6 Although Chaney claims that the magnitude of the prejudicial effect was great because the
comment suggested that defense counsel wanted to divert the jury’s attention from the truth, the
record reveals that the comment did not directly accuse defense counsel of lying. Rather, the
comment was nothing more than the prosecutor’s response to defense counsel’s argument that
probation was the proper sentence because the lack of extraneous offenses cast doubt on Chaney’s
guilt. Nor did the prosecutor’s comment suggest any evidence was manufactured or inject new
facts into the record. See Mosley, 983 S.W.2d at 260; see also Dinkins v. State, 894 S.W.2d 330,
357 (Tex.Crim.App. 1995)(en banc)(holding that the error was harmless even though the State’s
comments “cast aspersion on defense counsel’s veracity with the jury.”); Gomez v. State, 704
S.W.2d 770, 771-72 (Tex.Crim.App. 1985)(explaining that the prosecutor’s jury argument
accusing defense counsel of manufacturing evidence was not cured by an instruction to disregard
and was thus reversible error). Further, when viewed in the entirety of the State’s closing
argument, we cannot conclude that there was a willful and calculated effort on behalf of the State
to deprive Chaney of a fair and impartial trial. The prosecutor’s comment was quick, the trial
court immediately instructed the jury to disregard it, and the prosecutor did not dwell upon it
during the remainder of his argument.
Second, Chaney is unable to show the trial court’s instruction to disregard was not effective
in curing the prejudice from the prosecutor’s comments. The trial court here immediately applied
the curative measure requested by Chaney—the instruction to disregard. Ordinarily, a prompt
instruction to disregard cures any harm from improper argument.
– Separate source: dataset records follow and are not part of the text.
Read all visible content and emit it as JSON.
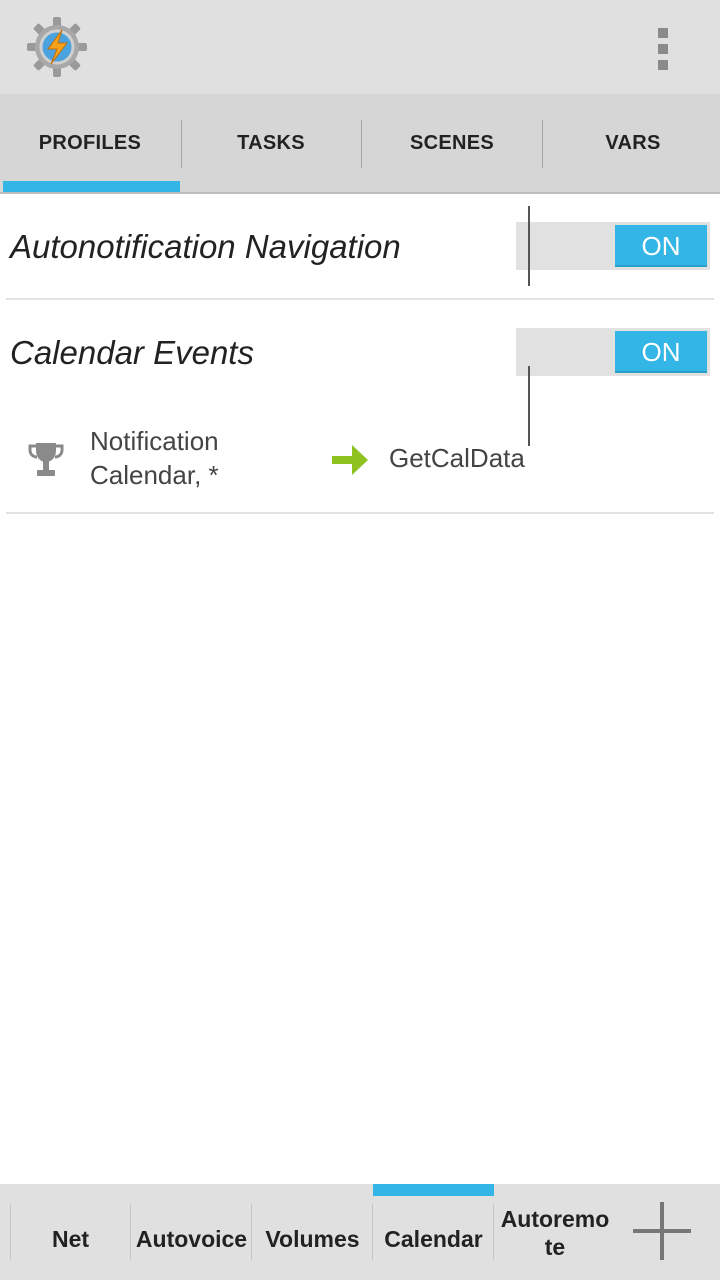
{
  "top_tabs": [
    {
      "label": "PROFILES",
      "active": true
    },
    {
      "label": "TASKS",
      "active": false
    },
    {
      "label": "SCENES",
      "active": false
    },
    {
      "label": "VARS",
      "active": false
    }
  ],
  "profiles": [
    {
      "name": "Autonotification Navigation",
      "toggle": "ON"
    },
    {
      "name": "Calendar Events",
      "toggle": "ON",
      "context": {
        "icon": "trophy-icon",
        "label": "Notification Calendar, *"
      },
      "task": {
        "icon": "arrow-right-icon",
        "label": "GetCalData"
      }
    }
  ],
  "bottom_tabs": [
    {
      "label": "Net",
      "active": false
    },
    {
      "label": "Autovoice",
      "active": false
    },
    {
      "label": "Volumes",
      "active": false
    },
    {
      "label": "Calendar",
      "active": true
    },
    {
      "label": "Autoremote",
      "active": false
    }
  ],
  "icons": {
    "app": "tasker-gear-bolt-icon",
    "menu": "overflow-menu-icon",
    "add": "plus-icon"
  },
  "colors": {
    "accent": "#33b5e5",
    "task_arrow": "#8dc21f"
  }
}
Wesbrook v. State, 29 S.W.3d
103, 115 (Tex.Crim.App. 2000). And we generally presume that the jury will obey a trial court’s
instruction to disregard. Id. at 116. Chaney does not explain, and we do not perceive, why the
7 instruction to disregard was not effective to cure the alleged error nor does he point to anything in
the record that rebuts this presumption.
Third, the certainty of Chaney’s conviction absent the prosecutor’s comment is high.
While not overwhelming, the evidence proving Chaney sexually assaulted B.G. was nonetheless
sufficient to sustain Chaney’s conviction. B.G. was at Chaney’s home playing video games when
Chaney, returning from the bathroom with soap, asked B.G. to pause the game, pull his pants and
underwear down, and bend over the bed, telling B.G. “it wasn’t going to hurt that much.”
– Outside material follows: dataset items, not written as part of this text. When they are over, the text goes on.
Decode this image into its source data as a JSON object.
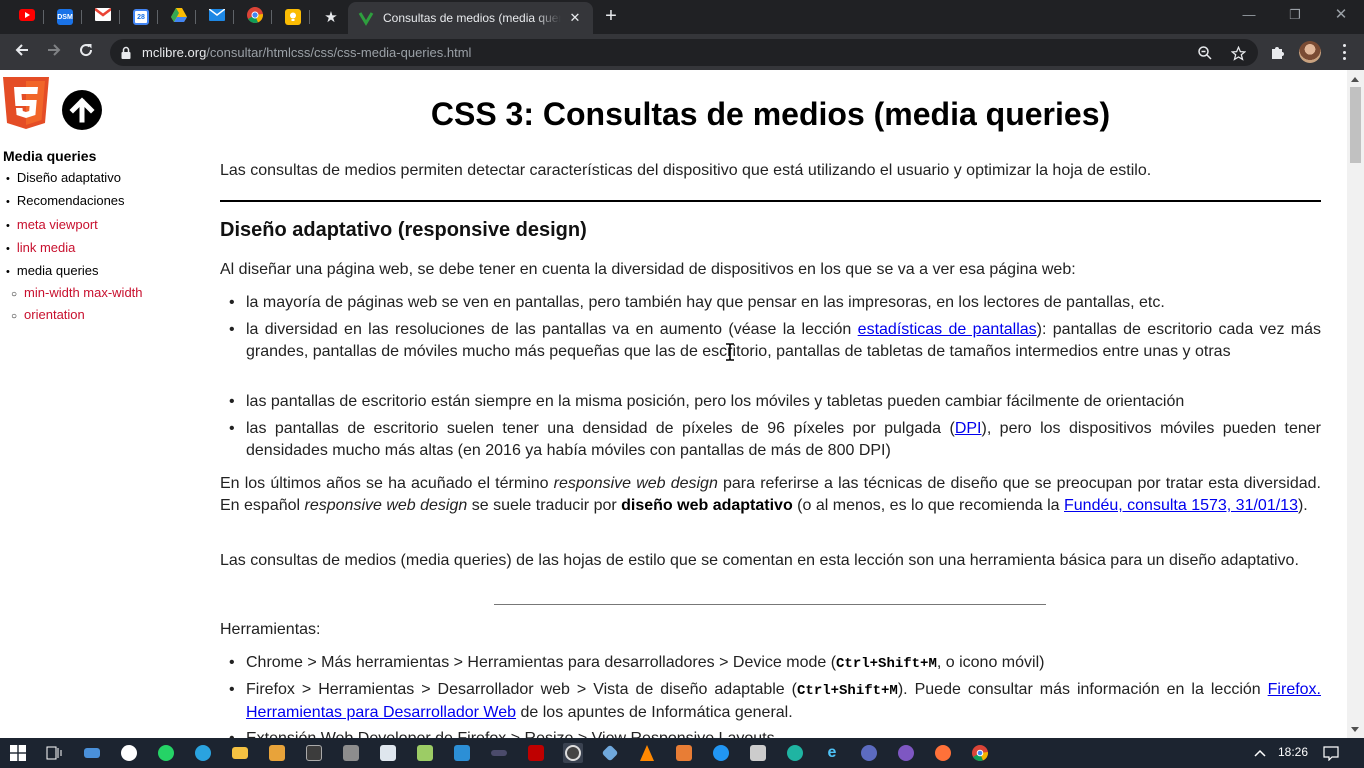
{
  "browser": {
    "active_tab_title": "Consultas de medios (media queries)",
    "url_host": "mclibre.org",
    "url_path": "/consultar/htmlcss/css/css-media-queries.html",
    "pinned_tabs": [
      "youtube-icon",
      "dsm-icon",
      "gmail-icon",
      "calendar-icon",
      "drive-icon",
      "mail-icon",
      "chrome-icon",
      "keep-icon",
      "star-icon"
    ],
    "pinned_labels": {
      "dsm": "DSM",
      "calendar": "28"
    }
  },
  "sidebar": {
    "title": "Media queries",
    "items": [
      {
        "label": "Diseño adaptativo",
        "style": "black"
      },
      {
        "label": "Recomendaciones",
        "style": "black"
      },
      {
        "label": "meta viewport",
        "style": "red"
      },
      {
        "label": "link media",
        "style": "red"
      },
      {
        "label": "media queries",
        "style": "black"
      },
      {
        "label": "min-width max-width",
        "style": "red"
      },
      {
        "label": "orientation",
        "style": "red"
      }
    ]
  },
  "page": {
    "title": "CSS 3: Consultas de medios (media queries)",
    "intro": "Las consultas de medios permiten detectar características del dispositivo que está utilizando el usuario y optimizar la hoja de estilo.",
    "section_title": "Diseño adaptativo (responsive design)",
    "p1": "Al diseñar una página web, se debe tener en cuenta la diversidad de dispositivos en los que se va a ver esa página web:",
    "b1": "la mayoría de páginas web se ven en pantallas, pero también hay que pensar en las impresoras, en los lectores de pantallas, etc.",
    "b2_a": "la diversidad en las resoluciones de las pantallas va en aumento (véase la lección ",
    "b2_link": "estadísticas de pantallas",
    "b2_b": "): pantallas de escritorio cada vez más grandes, pantallas de móviles mucho más pequeñas que las de escritorio, pantallas de tabletas de tamaños intermedios entre unas y otras",
    "b3": "las pantallas de escritorio están siempre en la misma posición, pero los móviles y tabletas pueden cambiar fácilmente de orientación",
    "b4_a": "las pantallas de escritorio suelen tener una densidad de píxeles de 96 píxeles por pulgada (",
    "b4_link": "DPI",
    "b4_b": "), pero los dispositivos móviles pueden tener densidades mucho más altas (en 2016 ya había móviles con pantallas de más de 800 DPI)",
    "p2_a": "En los últimos años se ha acuñado el término ",
    "p2_em1": "responsive web design",
    "p2_b": " para referirse a las técnicas de diseño que se preocupan por tratar esta diversidad. En español ",
    "p2_em2": "responsive web design",
    "p2_c": " se suele traducir por ",
    "p2_strong": "diseño web adaptativo",
    "p2_d": " (o al menos, es lo que recomienda la ",
    "p2_link": "Fundéu, consulta 1573, 31/01/13",
    "p2_e": ").",
    "p3": "Las consultas de medios (media queries) de las hojas de estilo que se comentan en esta lección son una herramienta básica para un diseño adaptativo.",
    "tools_label": "Herramientas:",
    "t1_a": "Chrome > Más herramientas > Herramientas para desarrolladores > Device mode (",
    "t1_kbd": "Ctrl+Shift+M",
    "t1_b": ", o icono móvil)",
    "t2_a": "Firefox > Herramientas > Desarrollador web > Vista de diseño adaptable (",
    "t2_kbd": "Ctrl+Shift+M",
    "t2_b": "). Puede consultar más información en la lección ",
    "t2_link": "Firefox. Herramientas para Desarrollador Web",
    "t2_c": " de los apuntes de Informática general.",
    "t3_partial": "Extensión Web Developer de Firefox > Resize > View Responsive Layouts"
  },
  "taskbar": {
    "clock": "18:26",
    "apps": [
      "file-explorer-icon",
      "whatsapp-icon",
      "telegram-icon",
      "folder-icon",
      "vscode-icon",
      "filezilla-icon",
      "obs-icon",
      "vlc-icon",
      "edge-icon",
      "firefox-icon",
      "chrome-icon"
    ]
  },
  "colors": {
    "sidebar_link": "#c8102e",
    "link": "#0000ee",
    "chrome_dark": "#202124",
    "chrome_toolbar": "#35363a",
    "taskbar": "#1c2430"
  }
}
B.G.--scared, overwhelmed, and believing there was nothing he could do--complied. Chaney
then inserted his lubricated penis in B.G.’s anus. Two to three minutes later, Chaney repositioned
them onto the bed, pressing down on top of B.G. and again telling B.G. “it’s not going to hurt that
much.” At that point, B.G. began struggling and pleading with Chaney to stop. Chaney
responded by inserting his penis into B.G.’s anus again and putting a sock in B.G.’s mouth to keep
him quiet. According to B.G., the “whole ordeal lasted around 10 or 12 minutes.” At that time,
B.G. weighed 95 to 100 pounds and Chaney approximately 310.
We conclude that the trial court did not abuse its discretion in denying Chaney’s motion for
mistrial. Chaney’s single issue is overruled.
CONCLUSION
The trial court’s judgment is affirmed.
July 10, 2013 YVONNE T. RODRIGUEZ, Justice
Before McClure, C.J., Rivera, and Rodriguez, JJ.